Mr. DANNY PERASA: I always feel guilty when I say I love you to you. And I say it so often. I say it to remind you that, as dumpy as I am, it's coming from me. It's like hearing a beautiful song from a busted old radio. And it's nice of you to keep the radio around the house.
Mrs. ANNIE PERASA: If I don't have a note on the kitchen table, I think there's something wrong. You write a love letter to me every morning.
Mr. PERASA: Well, the only thing that could possibly be wrong is that I couldn't find a silly pen.
MONTAGNE: Danny Perasa, he recently learned that he was dying of cancer, and last Friday, the Perasas returned to this program to talk about it. Hundreds of you wrote in to express your sympathy and your appreciation. That afternoon, even as some of those letters were read to Annie, Danny died. He was 68 years old.
Danny Perasa will be buried today, and some of your letters will be read at the funeral. We'd like to share a few of them here.
INSKEEP: Maria Yvette Berazo(ph) wrote from El Paso, Texas, to tell Danny and Annie, "Your voices have touched a lot of hearts. Your story gives us real hope of real love between real people. I can go back home and tell my kids, look, listen. Your life can be like this."
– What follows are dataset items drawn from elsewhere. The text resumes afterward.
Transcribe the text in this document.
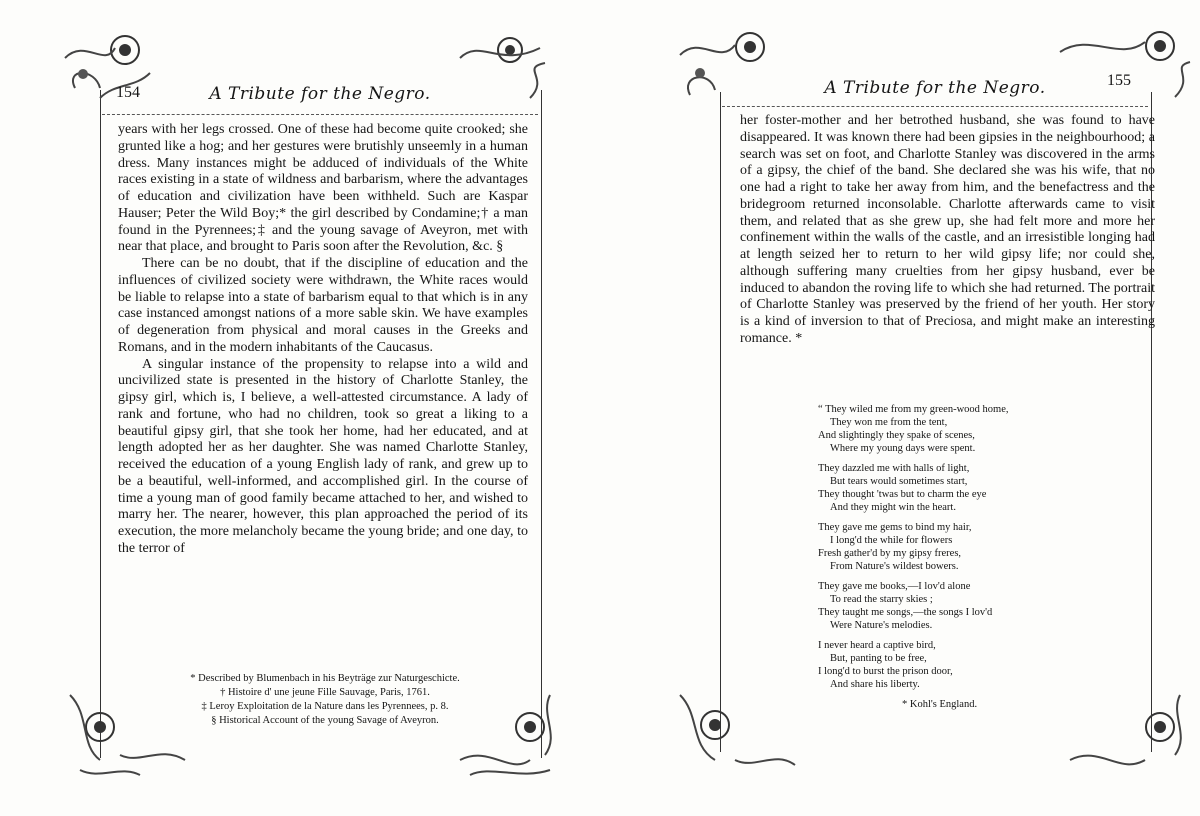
154	A Tribute for the Negro.

years with her legs crossed. One of these had become quite crooked; she grunted like a hog; and her gestures were brutishly unseemly in a human dress. Many instances might be adduced of individuals of the White races existing in a state of wildness and barbarism, where the advantages of education and civilization have been withheld. Such are Kaspar Hauser; Peter the Wild Boy;* the girl described by Condamine;† a man found in the Pyrennees;‡ and the young savage of Aveyron, met with near that place, and brought to Paris soon after the Revolution, &c. §

There can be no doubt, that if the discipline of education and the influences of civilized society were withdrawn, the White races would be liable to relapse into a state of barbarism equal to that which is in any case instanced amongst nations of a more sable skin. We have examples of degeneration from physical and moral causes in the Greeks and Romans, and in the modern inhabitants of the Caucasus.

A singular instance of the propensity to relapse into a wild and uncivilized state is presented in the history of Charlotte Stanley, the gipsy girl, which is, I believe, a well-attested circumstance. A lady of rank and fortune, who had no children, took so great a liking to a beautiful gipsy girl, that she took her home, had her educated, and at length adopted her as her daughter. She was named Charlotte Stanley, received the education of a young English lady of rank, and grew up to be a beautiful, well-informed, and accomplished girl. In the course of time a young man of good family became attached to her, and wished to marry her. The nearer, however, this plan approached the period of its execution, the more melancholy became the young bride; and one day, to the terror of

* Described by Blumenbach in his Beyträge zur Naturgeschicte.
† Histoire d' une jeune Fille Sauvage, Paris, 1761.
‡ Leroy Exploitation de la Nature dans les Pyrennees, p. 8.
§ Historical Account of the young Savage of Aveyron.
A Tribute for the Negro.	155

her foster-mother and her betrothed husband, she was found to have disappeared. It was known there had been gipsies in the neighbourhood; a search was set on foot, and Charlotte Stanley was discovered in the arms of a gipsy, the chief of the band. She declared she was his wife, that no one had a right to take her away from him, and the benefactress and the bridegroom returned inconsolable. Charlotte afterwards came to visit them, and related that as she grew up, she had felt more and more her confinement within the walls of the castle, and an irresistible longing had at length seized her to return to her wild gipsy life; nor could she, although suffering many cruelties from her gipsy husband, ever be induced to abandon the roving life to which she had returned. The portrait of Charlotte Stanley was preserved by the friend of her youth. Her story is a kind of inversion to that of Preciosa, and might make an interesting romance. *

“ They wiled me from my green-wood home,
They won me from the tent,
And slightingly they spake of scenes,
Where my young days were spent.
They dazzled me with halls of light,
But tears would sometimes start,
They thought 'twas but to charm the eye
And they might win the heart.
They gave me gems to bind my hair,
I long'd the while for flowers
Fresh gather'd by my gipsy freres,
From Nature's wildest bowers.
They gave me books,—I lov'd alone
To read the starry skies ;
They taught me songs,—the songs I lov'd
Were Nature's melodies.
I never heard a captive bird,
But, panting to be free,
I long'd to burst the prison door,
And share his liberty.
* Kohl's England.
MONTAGNE: Dan Brown writes, "My wife and I just celebrated our 25th anniversary. Actually, celebrated is an overstatement. We're having a tough time right now. In fact, I was sitting here considering a separation. I was going to leave today, but then I heard you guys on the radio, and I'm crying in my office, happy for the gift of my wife, and happy for th slight glimpse of hope you've given me. I'm going home tonight. From the bottom of my heart, thanks."
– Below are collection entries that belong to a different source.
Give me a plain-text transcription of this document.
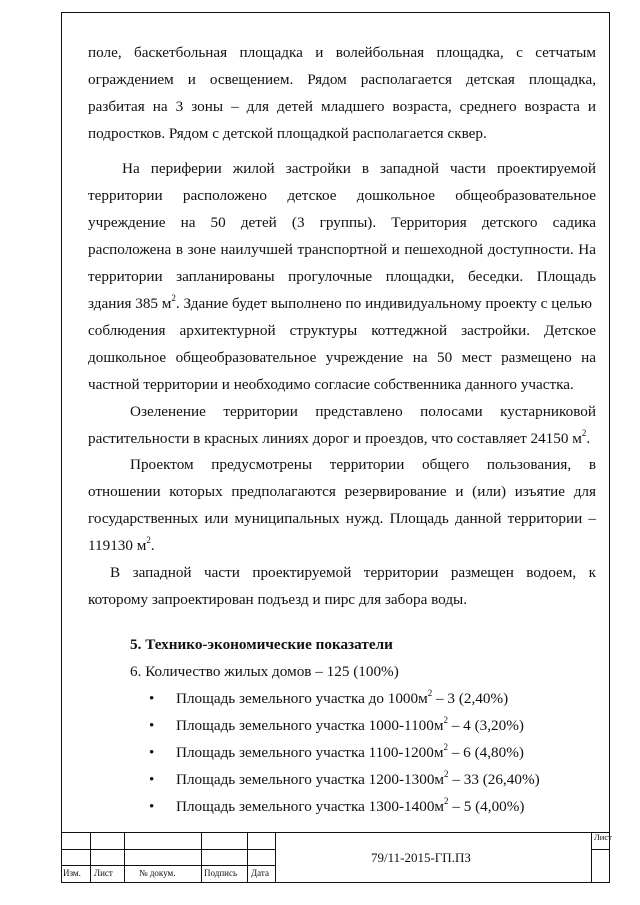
поле, баскетбольная площадка и волейбольная площадка, с сетчатым
ограждением и освещением. Рядом располагается детская площадка,
разбитая на 3 зоны – для детей младшего возраста, среднего возраста и
подростков. Рядом с детской площадкой располагается сквер.
На периферии жилой застройки в западной части проектируемой
территории расположено детское дошкольное общеобразовательное
учреждение на 50 детей (3 группы). Территория детского садика
расположена в зоне наилучшей транспортной и пешеходной доступности. На
территории запланированы прогулочные площадки, беседки. Площадь
здания 385 $м^2$. Здание будет выполнено по индивидуальному проекту с целью
соблюдения архитектурной структуры коттеджной застройки. Детское
дошкольное общеобразовательное учреждение на 50 мест размещено на
частной территории и необходимо согласие собственника данного участка.
Озеленение территории представлено полосами кустарниковой
растительности в красных линиях дорог и проездов, что составляет 24150 $м^2$.
Проектом предусмотрены территории общего пользования, в
отношении которых предполагаются резервирование и (или) изъятие для
государственных или муниципальных нужд. Площадь данной территории –
119130 $м^2$.
В западной части проектируемой территории размещен водоем, к
которому запроектирован подъезд и пирс для забора воды.
5. Технико-экономические показатели
6. Количество жилых домов – 125 (100%)
• Площадь земельного участка до $1000м^2 - 3$ (2,40%)
• Площадь земельного участка $1000-1100м^2 - 4$ (3,20%)
• Площадь земельного участка $1100-1200м^2 - 6$ (4,80%)
• Площадь земельного участка $1200-1300м^2 - 33$ (26,40%)
• Площадь земельного участка $1300-1400м^2 - 5$ (4,00%)
Изм. Лист	№ докум.	Подпись Дата
79/11-2015-ГП.ПЗ
Лист
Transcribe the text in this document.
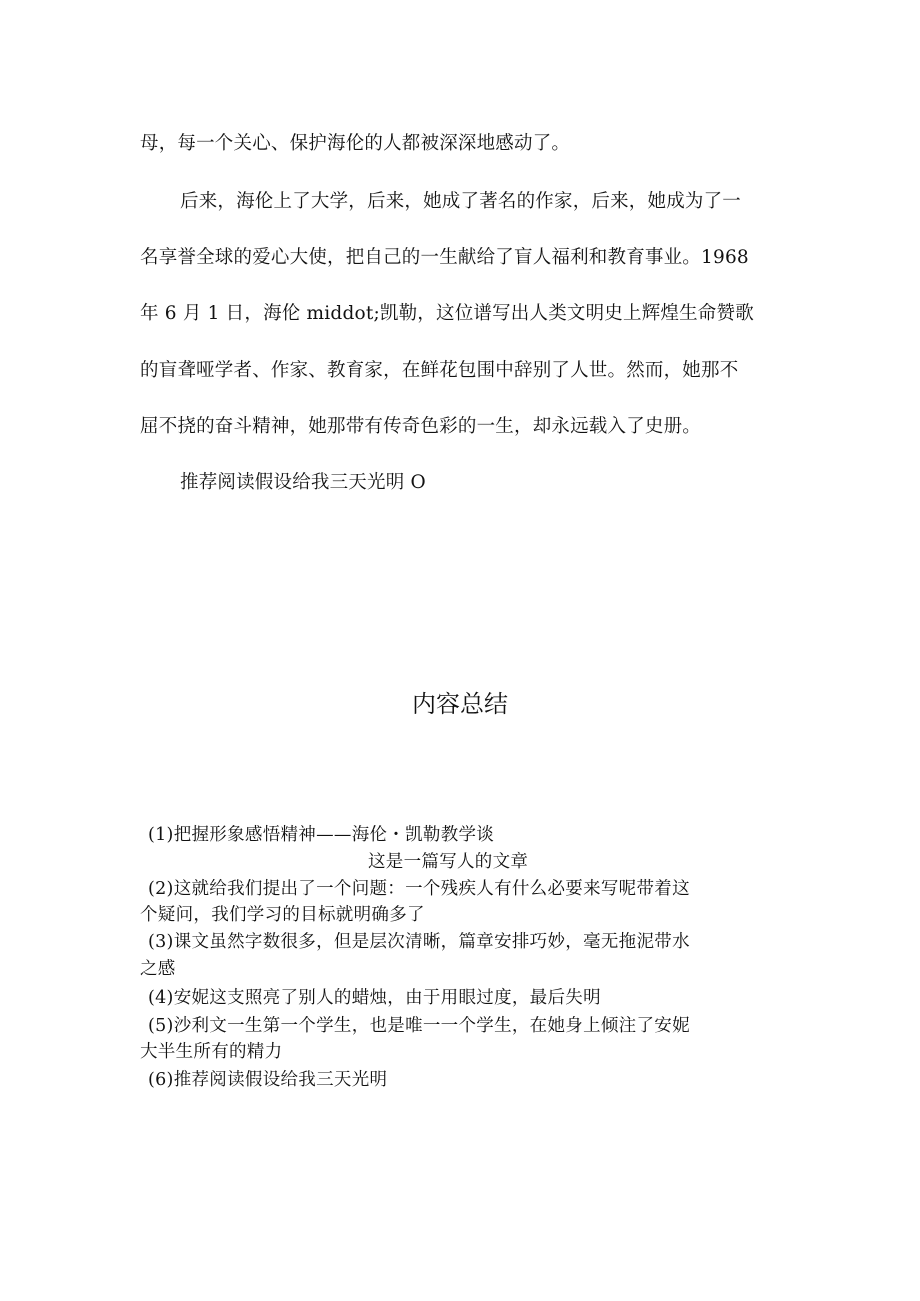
母，每一个关心、保护海伦的人都被深深地感动了。
后来，海伦上了大学，后来，她成了著名的作家，后来，她成为了一
名享誉全球的爱心大使，把自己的一生献给了盲人福利和教育事业。1968
年 6 月 1 日，海伦 middot;凯勒，这位谱写出人类文明史上辉煌生命赞歌
的盲聋哑学者、作家、教育家，在鲜花包围中辞别了人世。然而，她那不
屈不挠的奋斗精神，她那带有传奇色彩的一生，却永远载入了史册。
推荐阅读假设给我三天光明 O
内容总结
(1)把握形象感悟精神——海伦・凯勒教学谈
这是一篇写人的文章
(2)这就给我们提出了一个问题：一个残疾人有什么必要来写呢带着这
个疑问，我们学习的目标就明确多了
(3)课文虽然字数很多，但是层次清晰，篇章安排巧妙，毫无拖泥带水
之感
(4)安妮这支照亮了别人的蜡烛，由于用眼过度，最后失明
(5)沙利文一生第一个学生，也是唯一一个学生，在她身上倾注了安妮
大半生所有的精力
(6)推荐阅读假设给我三天光明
INSKEEP: Kate Bryte(ph) of Pennsylvania sent this email. "Listening to the words of people who are completely unafraid to love each other gave me a feeling of hope."
MONTAGNE: "I am in your debt," writes Dick Ziegler(ph) of Wichita, Kansas. "I just finished listening to the continuation of your love affair with each other and with life. Since your story has been assured longetivity by placement in the Library of Congress, future generations who pay attention to the nature of humankind will be afforded the opportunity to learn from your love. You'll be in my thoughts and prayers, not as strangers, but as travelers who are battling life's dragons with humor, love, and an unquestioning bond of togetherness."
INSKEEP: Those are some of the letters sent to Danny and Annie Perasa. Danny Perasa will be buried today in Brooklyn. If you'd like to send a note of condolence to Annie Perasa, and read listerners' reaction to their story, go to npr.org.
MONTAGNE: And we'll leave you with part of the final interview Danny and Annie Perasa conducted together.
Mr. PERASA: She lights up the room in the morning when she tells me to put both hands on her shoulders, so she can support me. She lights up my life when she says to me at night, "Wouldn't you like a little ice cream?" Or "Would you please drink more water?" I mean, those aren't very romantic things to say, but they stir my heart. In my mind, in my heart, there has never been; there is not now, and never will be another Annie.